Dora Maar / With & Without Picasso: A Biography / Review



Mary Ann Caws

Dora Maar With & Without Picasso: A Biography

Artist: Dora Maar
Author(s): Mary Ann Caws
Format: Hardback
Year published: 2000
Publisher: Thames & Hudson
Total Pages: 224
Illustrations: 228 Illustrations, 87 in colour
Picasso first saw Dora Maar across the Cafe des Deux Magots, where she was sitting alone stabbing the wooden table top between her gloved fingers with a penknife. Poised, beautiful and dramatically unconventional, Dora Maar was the former lover of Georges Bataille and a successful young photographer who produced some disturbingly powerful Surrealist images as well as reportage, portraits and fashion photography.
She was to be Picasso’s lover and muse for seven years. In that time she photographed him at work and play, in the studio and on the beach, alone or with friends such as Man Ray, Andre Breton, Jacqueline Lamba, and Paul Eluard.

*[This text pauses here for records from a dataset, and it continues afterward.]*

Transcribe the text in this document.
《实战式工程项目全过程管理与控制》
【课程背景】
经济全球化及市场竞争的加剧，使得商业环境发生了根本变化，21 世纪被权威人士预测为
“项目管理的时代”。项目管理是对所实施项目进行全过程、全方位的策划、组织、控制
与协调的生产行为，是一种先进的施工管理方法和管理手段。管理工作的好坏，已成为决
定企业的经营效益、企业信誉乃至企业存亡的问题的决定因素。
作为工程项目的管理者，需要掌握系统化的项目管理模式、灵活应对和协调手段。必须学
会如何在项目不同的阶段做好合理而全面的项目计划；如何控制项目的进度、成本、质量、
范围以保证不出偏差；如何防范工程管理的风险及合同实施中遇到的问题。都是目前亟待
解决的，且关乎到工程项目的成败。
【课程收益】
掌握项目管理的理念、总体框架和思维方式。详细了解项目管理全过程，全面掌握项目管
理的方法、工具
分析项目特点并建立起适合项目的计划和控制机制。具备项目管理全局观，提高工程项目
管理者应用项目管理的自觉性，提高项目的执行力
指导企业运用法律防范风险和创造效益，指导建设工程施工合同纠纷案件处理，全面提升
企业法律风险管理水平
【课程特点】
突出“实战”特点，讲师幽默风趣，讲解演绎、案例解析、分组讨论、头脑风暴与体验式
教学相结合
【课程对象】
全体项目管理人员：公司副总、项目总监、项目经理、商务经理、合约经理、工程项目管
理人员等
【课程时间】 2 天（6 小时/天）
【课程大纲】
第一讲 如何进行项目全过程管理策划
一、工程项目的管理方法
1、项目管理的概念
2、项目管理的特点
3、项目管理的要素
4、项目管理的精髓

In earl 1938 she created a unique photographic record of the painting of Guernica, Picasso’s searing protest against the carnage of the Spanish Civil War. Dora’s own features were immortalized in the lamp bearing woman in Guernica and in the harrowing distortions of the Weeping Woman, the image in which Picasso achieved his most acute expression of the public and private anguish of those years.
Their relationship was stormy, and in 1943 reached a painful end. Dora was supported through the traumatic aftermath by her friend Jacques Lacan and went on to outlive Picasso by a quarter of a century. But almost nothing was known of her in those years, for she lived as a religious recluse, painting and writing poetry behind a veil of fiercely guarded privacy; ‘after Picasso, only God’, she once said. As a result, her story acquired an almost mythic tone. She was seen as the tragic muse, a woman forever shattered by the cruel genius Picasso. Mary Ann Caws tells a different story. This book places Dora Maar’s time with Picasso in the scope of a life of ninety years. It talks not about a myth, but about a charismatic, deeply intelligent woman and artist whose recognition is long overdue.